Уж в ком-ком, а в Васе Полушкине Маша не сомневалась. С раннего детства это был верный, надежный, спокойный друг. Не из самых близких, но – всегда под рукой, как привычная трость. Когда-то она глядела на него снисходительно, потом, с годами, поняла ему цену – научилась уважать. И до сих пор жалела. Очень уж он был неприкаянный; хотя кто не знал его близко, ни за что б не поверил. Глупенькая Любочка Златовратская улетела в Петербург…
Она встретилась с Васей в «Калифорнии». Понятно, приличной женщине не след по трактирам расхаживать, но Илья Самсонович не чужой человек – родственник, и у нее нашлось к нему дело: поговорить о племянниках. Начала с пустого, а потом так увлеклась разговором, что едва не прозевала Васю. Тот вошел в комнату, именуемую в «Калифорнии» господской обеденной залой, и, встав на пороге, огляделся: ясно, искал себе компанию, о делах за обедом потолковать. И тут же нашел бы: человек пять вполне для того годных сидело в разных концах залы, устроив локти на кружевных скатертях. Машенька, умолкнув на полуслове, торопливо кивнула свояку и двинулась к Васе.
– Василий Викентьевич, вот удача. Я спросить хотела: карп амурский – что за рыба? Стоит ли в садок запускать? Говорят, он всю траву разом съедает…
Вопрос был задан правильно. Вася тотчас зажегся и с полчаса, наверно, рассказывал ей про карпов: какова с этой рыбы польза и почему ее не только стоит, но и непременно следует запускать в садок. Когда подали чай, Машенька испугалась, что не успеет поговорить о главном, и перебила:
– У меня, Вася, к вам еще один вопрос.
– Эк планов-то, – он засмеялся. – Не соболей ли разводить? Знаете, мне это и самому в голову приходило.
– Мысль хорошая. Хотите – вместе займемся?
– Что, на паях?
– Почему нет? Мы с вами, Вася, всю жизнь друг друга знаем, а дела вместе почему-то не вели. Что, или достойной меня не считаете? Женщина, мол?

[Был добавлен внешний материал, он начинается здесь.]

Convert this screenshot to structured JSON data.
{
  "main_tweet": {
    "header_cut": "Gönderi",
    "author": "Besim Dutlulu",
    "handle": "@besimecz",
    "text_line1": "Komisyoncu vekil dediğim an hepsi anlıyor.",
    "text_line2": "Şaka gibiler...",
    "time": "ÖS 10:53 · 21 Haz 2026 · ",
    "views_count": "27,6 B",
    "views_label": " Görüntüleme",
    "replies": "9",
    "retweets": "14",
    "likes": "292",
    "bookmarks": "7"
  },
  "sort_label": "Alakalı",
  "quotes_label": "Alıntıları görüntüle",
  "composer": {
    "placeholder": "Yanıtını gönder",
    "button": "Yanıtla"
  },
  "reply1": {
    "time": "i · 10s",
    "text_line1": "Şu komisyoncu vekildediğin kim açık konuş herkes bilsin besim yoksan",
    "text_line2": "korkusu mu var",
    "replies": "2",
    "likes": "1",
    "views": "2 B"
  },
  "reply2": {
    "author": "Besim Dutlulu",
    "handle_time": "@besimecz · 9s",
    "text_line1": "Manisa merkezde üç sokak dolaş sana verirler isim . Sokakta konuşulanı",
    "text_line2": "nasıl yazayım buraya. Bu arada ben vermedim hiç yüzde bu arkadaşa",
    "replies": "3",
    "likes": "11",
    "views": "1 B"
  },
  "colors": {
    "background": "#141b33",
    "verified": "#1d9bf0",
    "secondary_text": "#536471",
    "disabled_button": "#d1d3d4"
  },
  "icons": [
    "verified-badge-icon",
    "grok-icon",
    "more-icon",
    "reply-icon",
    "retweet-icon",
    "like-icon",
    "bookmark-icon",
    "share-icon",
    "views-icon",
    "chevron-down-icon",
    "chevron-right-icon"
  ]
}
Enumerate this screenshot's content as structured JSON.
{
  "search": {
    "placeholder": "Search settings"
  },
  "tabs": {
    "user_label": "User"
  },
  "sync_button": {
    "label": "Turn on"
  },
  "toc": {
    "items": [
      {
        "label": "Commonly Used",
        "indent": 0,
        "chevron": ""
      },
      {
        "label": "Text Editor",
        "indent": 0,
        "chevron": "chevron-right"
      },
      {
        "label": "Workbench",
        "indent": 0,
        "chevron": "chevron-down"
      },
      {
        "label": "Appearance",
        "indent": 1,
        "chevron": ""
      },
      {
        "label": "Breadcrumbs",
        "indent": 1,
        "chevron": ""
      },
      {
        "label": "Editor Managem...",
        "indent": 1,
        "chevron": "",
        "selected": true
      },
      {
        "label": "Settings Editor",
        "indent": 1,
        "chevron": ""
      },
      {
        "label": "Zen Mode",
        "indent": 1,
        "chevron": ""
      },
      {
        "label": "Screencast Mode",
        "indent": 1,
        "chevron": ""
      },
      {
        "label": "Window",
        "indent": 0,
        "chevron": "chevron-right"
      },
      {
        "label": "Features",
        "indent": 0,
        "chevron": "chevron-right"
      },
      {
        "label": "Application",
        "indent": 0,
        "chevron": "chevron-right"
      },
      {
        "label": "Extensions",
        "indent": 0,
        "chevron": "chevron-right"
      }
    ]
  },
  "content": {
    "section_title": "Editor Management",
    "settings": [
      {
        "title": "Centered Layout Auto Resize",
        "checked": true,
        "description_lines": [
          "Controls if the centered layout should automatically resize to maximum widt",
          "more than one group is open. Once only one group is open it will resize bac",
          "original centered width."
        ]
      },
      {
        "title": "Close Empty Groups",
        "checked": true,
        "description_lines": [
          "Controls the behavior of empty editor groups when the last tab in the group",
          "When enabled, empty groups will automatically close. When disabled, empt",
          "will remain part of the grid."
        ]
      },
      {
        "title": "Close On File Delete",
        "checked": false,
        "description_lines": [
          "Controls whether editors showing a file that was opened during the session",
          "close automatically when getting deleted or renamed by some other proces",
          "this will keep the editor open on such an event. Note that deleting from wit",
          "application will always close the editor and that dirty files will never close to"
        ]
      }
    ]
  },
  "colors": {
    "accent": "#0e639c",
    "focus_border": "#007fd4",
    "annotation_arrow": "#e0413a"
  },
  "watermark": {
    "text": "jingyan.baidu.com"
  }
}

– Ну, вы, женщины, бываете такие, что нам… – он отчего-то замолчал. И в открытом взгляде вдруг мелькнула – или Маше показалось? – тревога.

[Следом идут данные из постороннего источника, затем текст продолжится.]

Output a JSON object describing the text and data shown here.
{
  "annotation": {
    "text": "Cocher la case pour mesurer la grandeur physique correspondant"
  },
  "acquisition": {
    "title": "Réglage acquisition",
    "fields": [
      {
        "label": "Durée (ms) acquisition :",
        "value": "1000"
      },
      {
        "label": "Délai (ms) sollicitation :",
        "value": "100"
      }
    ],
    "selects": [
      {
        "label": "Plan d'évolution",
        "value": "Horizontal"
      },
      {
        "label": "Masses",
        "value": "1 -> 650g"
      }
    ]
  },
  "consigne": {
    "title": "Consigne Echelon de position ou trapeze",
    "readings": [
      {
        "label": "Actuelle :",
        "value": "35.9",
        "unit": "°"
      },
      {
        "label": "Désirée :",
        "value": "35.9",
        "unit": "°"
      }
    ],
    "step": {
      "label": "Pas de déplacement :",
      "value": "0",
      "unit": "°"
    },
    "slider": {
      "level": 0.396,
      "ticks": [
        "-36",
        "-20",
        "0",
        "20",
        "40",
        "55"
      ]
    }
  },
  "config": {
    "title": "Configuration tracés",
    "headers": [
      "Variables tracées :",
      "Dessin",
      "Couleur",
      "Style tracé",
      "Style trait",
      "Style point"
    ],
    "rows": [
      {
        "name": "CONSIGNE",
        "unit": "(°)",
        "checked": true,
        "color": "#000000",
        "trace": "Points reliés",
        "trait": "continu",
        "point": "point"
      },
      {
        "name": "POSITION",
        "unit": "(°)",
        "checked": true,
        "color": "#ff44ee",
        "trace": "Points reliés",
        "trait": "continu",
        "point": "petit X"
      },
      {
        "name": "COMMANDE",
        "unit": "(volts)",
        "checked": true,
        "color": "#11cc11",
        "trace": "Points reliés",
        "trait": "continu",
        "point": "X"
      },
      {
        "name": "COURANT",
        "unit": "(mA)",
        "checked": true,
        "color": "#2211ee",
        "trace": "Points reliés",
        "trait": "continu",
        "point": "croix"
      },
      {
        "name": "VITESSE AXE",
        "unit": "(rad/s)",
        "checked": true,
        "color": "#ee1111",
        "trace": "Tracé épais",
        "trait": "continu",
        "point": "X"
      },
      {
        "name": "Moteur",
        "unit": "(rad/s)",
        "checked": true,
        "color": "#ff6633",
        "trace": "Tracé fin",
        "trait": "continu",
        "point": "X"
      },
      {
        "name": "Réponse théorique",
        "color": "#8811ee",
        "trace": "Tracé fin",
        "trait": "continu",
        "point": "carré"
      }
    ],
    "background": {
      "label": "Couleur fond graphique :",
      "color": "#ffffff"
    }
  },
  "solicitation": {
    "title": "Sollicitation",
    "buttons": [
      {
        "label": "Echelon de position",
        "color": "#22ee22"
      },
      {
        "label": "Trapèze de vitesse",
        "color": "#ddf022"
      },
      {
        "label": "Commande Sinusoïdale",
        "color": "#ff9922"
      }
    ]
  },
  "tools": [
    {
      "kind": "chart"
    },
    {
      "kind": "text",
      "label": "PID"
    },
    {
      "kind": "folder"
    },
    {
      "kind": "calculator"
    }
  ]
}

– Так вы и впрямь о соболях?
– Нет, дорогой Василий Викентьевич, не о соболях. О болоте за Черным озером, где Атаманова заимка. Хочу его выкупить у казны.
Не показалось! Точно – тревога. С чего бы это?
– На что вам? Там, кроме комаров, сроду никакого зверья не водилось.
– Мне зверье и не нужно. Выкуплю, а потом в аренду сдам.
– В аренду? Кому?
– Да хоть англичанам.
– Так, – Вася согласно кивнул. Отщипнув хлебный мякиш, начал катать его по столу. Маша невольно следила за его длинными сильными пальцами – и чувствовала, как растет в ней тягостное удивление.
Он не хочет! Точно как Ваня Притыков. Не станет ей помогать. То есть… как это не станет?!
– Вася, я одна не справлюсь. Я ведь и впрямь – женщина. Мне совет нужен.
– Совет дам, – он поднял голову и поглядел на нее прямо, чуть исподлобья. И опять ей почудилось в его взгляде какое-то странное выражение… виноватое, что ли?
– Ну… говорите. Каков ваш совет?
– Совет мой таков: не связывайтесь с англичанами.
Она хоть и знала уже, что он это скажет, – вздрогнула, как от удара.
– Почему ж так?
– Не под силу они вам, Марья Ивановна. Хорошо, если просто откажутся. А то сожрут.
– Сожрут? Так ведь я оттого и предлагаю… – она едва не сказала ему «ты», как когда-то в детстве, но язык не повернулся. – Вас, небось, не сожрут. А дело выгодное может сложиться.
– Нет, Марья Ивановна… Машенька – не может. И я не могу.
Она хотела снова спросить: отчего ж так? – но промолчала.
Это его «не могу» было таким твердым и окончательным, что сразу стало ясно: нет смысла уговаривать. Да он по-другому и не умел. Да – да, нет – нет, остальное – от лукавого.
Где ж тот лукавый, беззвучно прошептала Маша, отчаянно давя в себе злость. Злость не поддавалась, разбухала стремительно, как перепревшее тесто. Дышать уж было совсем нечем.